Some mathematical expressions have one variable. Learn how to evaluate one variable expressions.

## Related Topics

- How to Translate Phrases into an Algebraic Statement
- How to Simplify Variable Expressions
- How to Simplify Polynomial Expressions
- How to Use the Distributive Property
- How to Evaluate Two Variables

## Step by step guide to evaluating one variable

- To evaluate one variable expression, find the variable and substitute a number for that variable.
- Perform arithmetic operations.

### Evaluating One Variable – Example 1:

Solve this expression when \( x=2\). \(18 \ – \ 2 \ x\)

**Solution:**

First substitute \(2\) for \(x\), then:

\(18 \ − \ 2 \ x=18 \ − \ 2(2)=18 \ − \ 4=14\)

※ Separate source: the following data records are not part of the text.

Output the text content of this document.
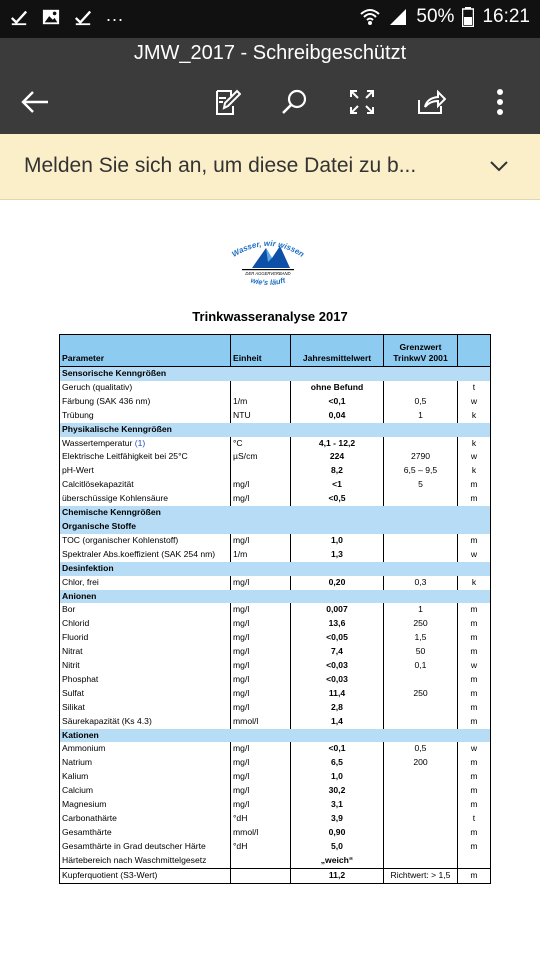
...	50% 16:21
JMW_2017 - Schreibgeschützt
Melden Sie sich an, um diese Datei zu b...
Wasser, wir wissen
DER AGGERVERBAND
wie's läuft
Trinkwasseranalyse 2017
Parameter	Einheit	Jahresmittelwert	Grenzwert
TrinkwV 2001	

Sensorische Kenngrößen				
Geruch (qualitativ)		ohne Befund		t
Färbung (SAK 436 nm)	1/m	<0,1	0,5	w
Trübung	NTU	0,04	1	k
Physikalische Kenngrößen				
Wassertemperatur (1)	°C	4,1 - 12,2		k
Elektrische Leitfähigkeit bei 25°C	µS/cm	224	2790	w
pH-Wert		8,2	6,5 – 9,5	k
Calcitlösekapazität	mg/l	<1	5	m
überschüssige Kohlensäure	mg/l	<0,5		m
Chemische Kenngrößen				
Organische Stoffe				
TOC (organischer Kohlenstoff)	mg/l	1,0		m
Spektraler Abs.koeffizient (SAK 254 nm)	1/m	1,3		w
Desinfektion				
Chlor, frei	mg/l	0,20	0,3	k
Anionen				
Bor	mg/l	0,007	1	m
Chlorid	mg/l	13,6	250	m
Fluorid	mg/l	<0,05	1,5	m
Nitrat	mg/l	7,4	50	m
Nitrit	mg/l	<0,03	0,1	w
Phosphat	mg/l	<0,03		m
Sulfat	mg/l	11,4	250	m
Silikat	mg/l	2,8		m
Säurekapazität (Ks 4.3)	mmol/l	1,4		m
Kationen				
Ammonium	mg/l	<0,1	0,5	w
Natrium	mg/l	6,5	200	m
Kalium	mg/l	1,0		m
Calcium	mg/l	30,2		m
Magnesium	mg/l	3,1		m
Carbonathärte	°dH	3,9		t
Gesamthärte	mmol/l	0,90		m
Gesamthärte in Grad deutscher Härte	°dH	5,0		m
Härtebereich nach Waschmittelgesetz		„weich“		
Kupferquotient (S3-Wert)		11,2	Richtwert: > 1,5	m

### Evaluating One Variable – Example 2:

Solve this expression. \(5 \ – \ 2 \ x ,x=\ – \ 1\)

**Solution:**

First substitute \(- \ 1\) for \(x\), then:

\(5 \ − \ 2 \ x=5 \ − \ 2 \ (- \ 1)=5 \ + \ 2=7\)

### Evaluating One Variable – Example 3:

Solve this expression. \(12-2x ,x=-1\)

**Solution:**

First substitute \(-1\) for \(x\), then:

\( 12-2x=12-2(-1)=12+2=14\)

### Evaluating One Variable – Example 4:

Solve this expression. \( -8+5x ,x=3\)

**Solution:**

First substitute \(3\) for \(x\), then:

\( -8+5x=-8+5(3)=-8+15=7\)

## Exercises for Evaluating One Variable

### Simplify each algebraic expression.

- \(\color{blue}{9 – x , x = 3}\)
- \(\color{blue}{x + 2, x = 5}\)
- \(\color{blue}{3x + 7, x = 6}\)
- \(\color{blue}{(– 3) + \frac{x}{4} + 2x, x = 16}\)
- \(\color{blue}{(– 2) + \frac{x}{7}, x = 21}\)
- \(\color{blue}{(– \frac{14}{x}) – 9 + 4x, x = 2}\)

### Download Evaluating One Variable Expressions Worksheet

## Answers

- \(\color{blue}{6}\)
- \(\color{blue}{7}\)
- \(\color{blue}{25}\)
- \(\color{blue}{33}\)
- \(\color{blue}{1}\)
- \(\color{blue}{-8}\)